Муранча - стр. 37
– Ни фига себе! – поежился патлатый. – А гнус – это что такое?
– Это – в другом туннеле. Там вроде боковой выход на поверхность есть. Но «синие» им вообще не пользуются. Он весь мошкарой забит. Мелкая-мелкая такая, тучами вьется, на стенах и потолке сидит. Чем и как живет – непонятно. И почему гнус именно это место облюбовал – тоже никто не знает. Но человеку туда не зайти.
– Тоже сожрут?
– Ну, всего сожрать-то, может, и не сожрут. Это все-таки не летающие пираньи. Но глаза, говорят, гнус выест – и моргнуть не успеешь. А еще забивает уши, нос и глотку, так что не вдохнуть. И в самые потроха лезет, зараза.
– А если это… – Патлатый почесал затылок. – Защитный костюм надеть и противогаз?
– Не помогает, – авторитетно заявил Бульба. – Гнус окуляры залепит и фильтр забьет, так что по-любому ослепнешь и задохнешься на раз-два. И хоть гоняй эту мошкару, хоть дави ее – все равно каюк.
– И что, неужели эту пакость сами же «синие» на свою голову и развели?
– Ну… – Бульба замялся. – Вообще-то, наверняка сказать не могу. Может быть, конечно, насекомые в метро с поверхности пробрались. Но скорее всего это все-таки что-то у «синих» на жучиных фермах не сложилось, вот и повыводились какие-то мутанты.
Сельмашевские умолкли. Но тишина длилась недолго.
– А я тут еще одну историю недавно от диаспорских слышал, – снова осторожно заговорил патлатый парень. – Тоже про синюю ветку.
«Ну кто бы сомневался», – подумал Илья.
Самые нелепые и невероятные байки о метро были связаны с ней. Вероятно, потому, что эти россказни проверить труднее, чем какую-нибудь страшилку о красной станции. Сам Илья всем этим слухам не особенно верил. О нем, как выяснилось, тоже ходят та-а-акие слухи… И язык мутантов, мол, понимает, и тварей заговаривает…
– Что за история? – Бульба заинтересовался заявлением патлатого.
– Говорят, – сдавленным голосом начал тот, – будто на синей ветке есть места, где темнота человека убить может.
– Как это?
– А вот так. Идешь-идешь по туннелю, а потом свет у тебя вдруг гаснет сам собой. И не важно, с чем идешь – со свечой, с факелом или с фонариком. Один хрен – темнота как колпаком все вокруг накрывает. И густая такая – ну прямо глаз коли!
Сельмашевцы слушали разинув рты. Видимо, байка была из новых.
– И там уж хоть фонариком щелкай, хоть зажигалкой, хоть спичку чиркай – все равно света больше не будет.
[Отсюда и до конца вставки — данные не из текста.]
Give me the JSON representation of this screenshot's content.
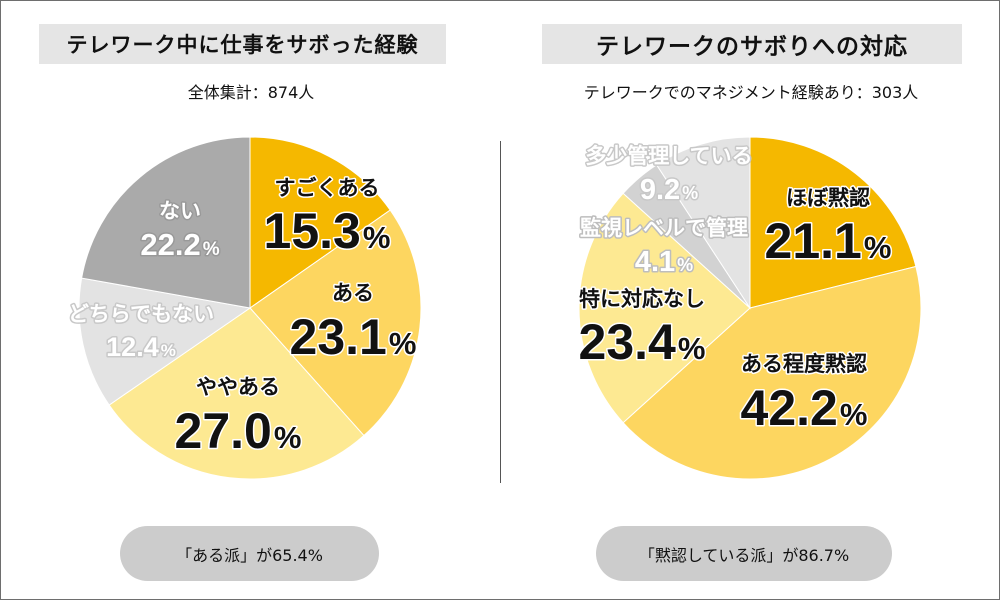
{
  "charts": {
    "left": {
      "title": "テレワーク中に仕事をサボった経験",
      "subtitle": "全体集計：874人",
      "summary": "「ある派」が65.4%"
    },
    "right": {
      "title": "テレワークのサボりへの対応",
      "subtitle": "テレワークでのマネジメント経験あり：303人",
      "summary": "「黙認している派」が86.7%"
    }
  },
  "chart_data": [
    {
      "type": "pie",
      "title": "テレワーク中に仕事をサボった経験",
      "subtitle": "全体集計：874人",
      "unit": "%",
      "start": "12 o'clock",
      "direction": "clockwise",
      "slices": [
        {
          "label": "すごくある",
          "value": 15.3,
          "value_text": "15.3",
          "color": "#f5b800"
        },
        {
          "label": "ある",
          "value": 23.1,
          "value_text": "23.1",
          "color": "#fdd660"
        },
        {
          "label": "ややある",
          "value": 27.0,
          "value_text": "27.0",
          "color": "#fde992"
        },
        {
          "label": "どちらでもない",
          "value": 12.4,
          "value_text": "12.4",
          "color": "#e3e3e3"
        },
        {
          "label": "ない",
          "value": 22.2,
          "value_text": "22.2",
          "color": "#aaaaaa"
        }
      ]
    },
    {
      "type": "pie",
      "title": "テレワークのサボりへの対応",
      "subtitle": "テレワークでのマネジメント経験あり：303人",
      "unit": "%",
      "start": "12 o'clock",
      "direction": "clockwise",
      "slices": [
        {
          "label": "ほぼ黙認",
          "value": 21.1,
          "value_text": "21.1",
          "color": "#f5b800"
        },
        {
          "label": "ある程度黙認",
          "value": 42.2,
          "value_text": "42.2",
          "color": "#fdd660"
        },
        {
          "label": "特に対応なし",
          "value": 23.4,
          "value_text": "23.4",
          "color": "#fde992"
        },
        {
          "label": "監視レベルで管理",
          "value": 4.1,
          "value_text": "4.1",
          "color": "#d2d2d2"
        },
        {
          "label": "多少管理している",
          "value": 9.2,
          "value_text": "9.2",
          "color": "#e3e3e3"
        }
      ]
    }
  ]
}
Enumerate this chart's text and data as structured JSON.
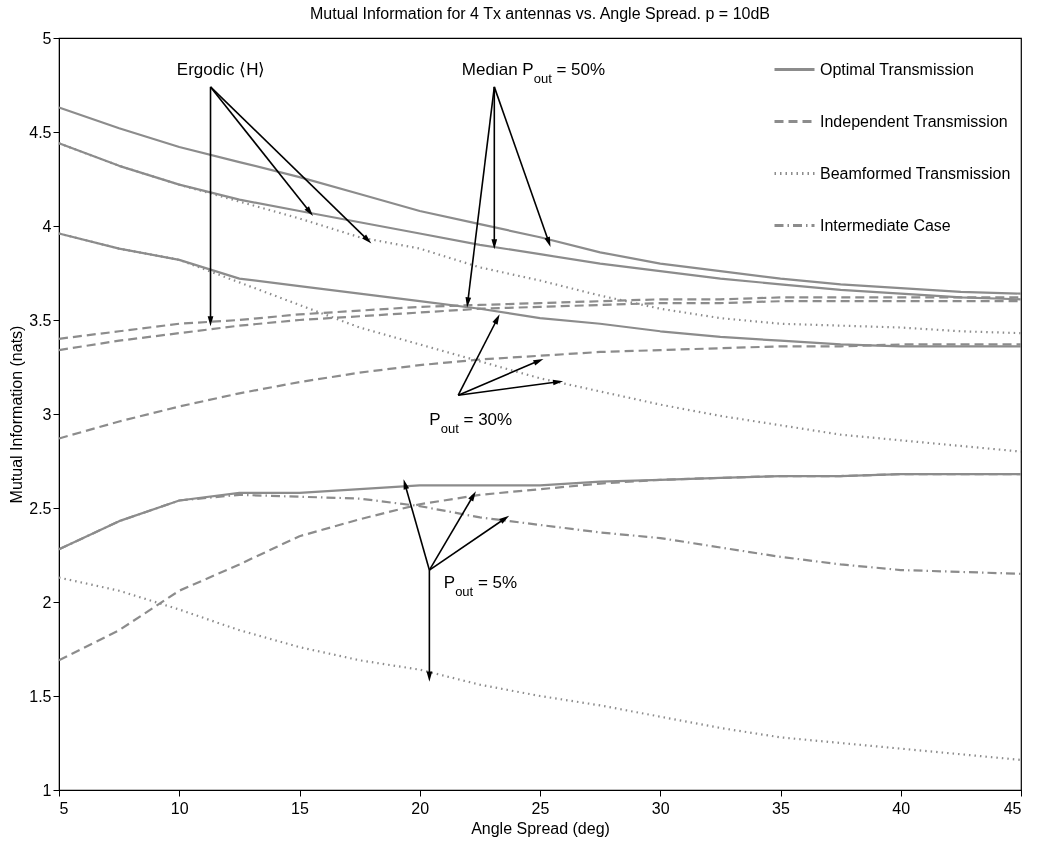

А потом… потом…
Похоже, рассказчик напугал сам себя. Парень судорожно сглотнул, опасливо покосился в непроглядный туннельный мрак за краем платформы. Но все-таки продолжил:
– Потом, короче, темнота начинает уплотняться, наваливается на грудь, на лицо, как матрас. Прижимает к полу, к стене или прямо на месте обволакивает и начинает давить.